If evolutionary trees are so widely used, why has assembling them across all of life been so hard to achieve? It’s not for lack of research, or data. Thanks in large part to advances in DNA sequencing, thousands of new phylogenetic trees are published in scientific journals each year —most of them focused on isolated branches of the tree of life, for everything from birds to botflies.
“There’s a fire hose of data,” said Cranston, principal investigator of the Open Tree of Life project. “[Over the years] scientists have published tens of thousands of evolutionary trees, but there’s been very little work to connect the dots and put them all together into a single resource.”
Part of the difficulty lies in the sheer enormity of the task. Assembling the branches for all two million named species of animals, plants, fungi and microbes — not to mention the countless more still being named or discovered — will require new tools for analyzing large data sets and stitching together vast numbers of published trees.
Another difficulty lies in how scientists typically disseminate their results. A tiny fraction of all evolutionary trees that have been published — researchers estimate a mere 4 percent —end up in a database in a digital form, NESCent reports. Instead, most of that knowledge is locked up in figures in journal articles, as PDFs or other file formats that are impossible for other researchers to download, reanalyze, or merge with new information.
What makes this project different from previous efforts, the researchers say, is its scope. “This is the first real attempt to put together the entire tree of life,” Cranston said.
According to Hibbett, the Clark lab team’s responsibilities in the Open Tree project will be to develop the fungal branch of the tree of life. There are about 100,000 described species of fungi, but it is estimated that there could be 1.5 million extant species, or maybe more. “Having a tree that contains all the known species will make it easier to place the new species as they are discovered.”

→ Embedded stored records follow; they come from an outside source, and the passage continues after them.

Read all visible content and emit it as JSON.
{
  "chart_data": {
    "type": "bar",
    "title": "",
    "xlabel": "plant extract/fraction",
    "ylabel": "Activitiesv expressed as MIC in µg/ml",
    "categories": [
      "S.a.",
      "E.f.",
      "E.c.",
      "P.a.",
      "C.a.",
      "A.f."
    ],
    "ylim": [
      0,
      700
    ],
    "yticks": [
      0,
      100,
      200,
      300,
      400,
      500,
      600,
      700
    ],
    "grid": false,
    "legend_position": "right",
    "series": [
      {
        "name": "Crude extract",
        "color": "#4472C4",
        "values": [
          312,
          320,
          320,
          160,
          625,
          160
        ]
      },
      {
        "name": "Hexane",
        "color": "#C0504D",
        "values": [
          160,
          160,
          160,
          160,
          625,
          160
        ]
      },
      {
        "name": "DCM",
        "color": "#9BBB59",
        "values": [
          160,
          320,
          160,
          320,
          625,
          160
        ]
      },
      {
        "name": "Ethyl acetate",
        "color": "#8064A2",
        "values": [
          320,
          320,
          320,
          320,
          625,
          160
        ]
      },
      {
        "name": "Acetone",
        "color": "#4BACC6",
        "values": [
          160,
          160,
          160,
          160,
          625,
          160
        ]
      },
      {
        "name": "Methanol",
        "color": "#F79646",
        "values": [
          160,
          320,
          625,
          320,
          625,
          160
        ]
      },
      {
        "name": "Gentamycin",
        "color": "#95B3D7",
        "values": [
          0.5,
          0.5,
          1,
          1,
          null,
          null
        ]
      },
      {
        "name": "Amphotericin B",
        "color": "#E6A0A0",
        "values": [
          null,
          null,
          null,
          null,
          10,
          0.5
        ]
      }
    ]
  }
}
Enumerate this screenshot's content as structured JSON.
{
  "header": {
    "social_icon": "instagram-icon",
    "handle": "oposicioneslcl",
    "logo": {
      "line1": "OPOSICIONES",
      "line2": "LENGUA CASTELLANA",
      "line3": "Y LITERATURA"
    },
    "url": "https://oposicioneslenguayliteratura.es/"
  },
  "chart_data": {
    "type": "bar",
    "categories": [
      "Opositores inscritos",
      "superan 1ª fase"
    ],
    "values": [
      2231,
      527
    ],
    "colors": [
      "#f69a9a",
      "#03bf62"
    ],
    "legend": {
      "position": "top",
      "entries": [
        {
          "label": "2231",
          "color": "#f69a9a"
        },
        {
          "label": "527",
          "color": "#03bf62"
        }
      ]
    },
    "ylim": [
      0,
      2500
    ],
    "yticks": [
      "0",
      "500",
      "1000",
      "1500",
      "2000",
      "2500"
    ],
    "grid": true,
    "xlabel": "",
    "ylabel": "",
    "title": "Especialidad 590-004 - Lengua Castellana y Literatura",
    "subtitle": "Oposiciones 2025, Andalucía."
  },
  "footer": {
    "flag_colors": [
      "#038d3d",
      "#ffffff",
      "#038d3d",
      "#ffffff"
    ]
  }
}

The Open Tree of Life team hopes to have a first draft of the complete evolutionary tree — compiled from the evolutionary trees that are already available in existing databases — by August 2013.
With a draft in hand, scientists will be able to go online and compare their trees to others that have already been published, or download it for further study. They’ll also be able to expand the tree, filling in the missing branches and placing newly named or discovered species among their relatives. Eventually, the team’s goal is to be able to detect when new trees are published and incorporate them automatically, so that the complete tree can be continuously updated.
If the project is to succeed, one of the biggest challenges will be encouraging more scientists to publish their results in digital form. Growing numbers of scientific journals now require authors to deposit phylogenetic data in a digital database, but many published trees never make it.
“A major focus of this project is to develop new software tools that make it possible to combine data from different sources. The Open Tree project illustrates how bioinformatics has become central to evolutionary biology and taxonomy,” Hibbett said.
At Clark, part of this project will involve the creation of a course on the tree of life, with both classroom and on-line components. Hibbett’s lab has hired a post-doctoral fellow, Dr. Romina Gazis, who will help develop the course, which will be offered to Clark students for the first time in spring 2013. Already engaged in the research is Clark undergraduate, Rachael Martin ’13, who is working with the lab this summer to gather data on the Boletales, a large group of mycorrhizal fungi that includes the edible porcini mushrooms.
“Displaying large trees is a hard problem that has so far resisted solution,” one scientist told The New York Times in Tree of Life Project Aims for Every Twig and Leaf. “We are still waiting for the equivalent of a Google Maps.”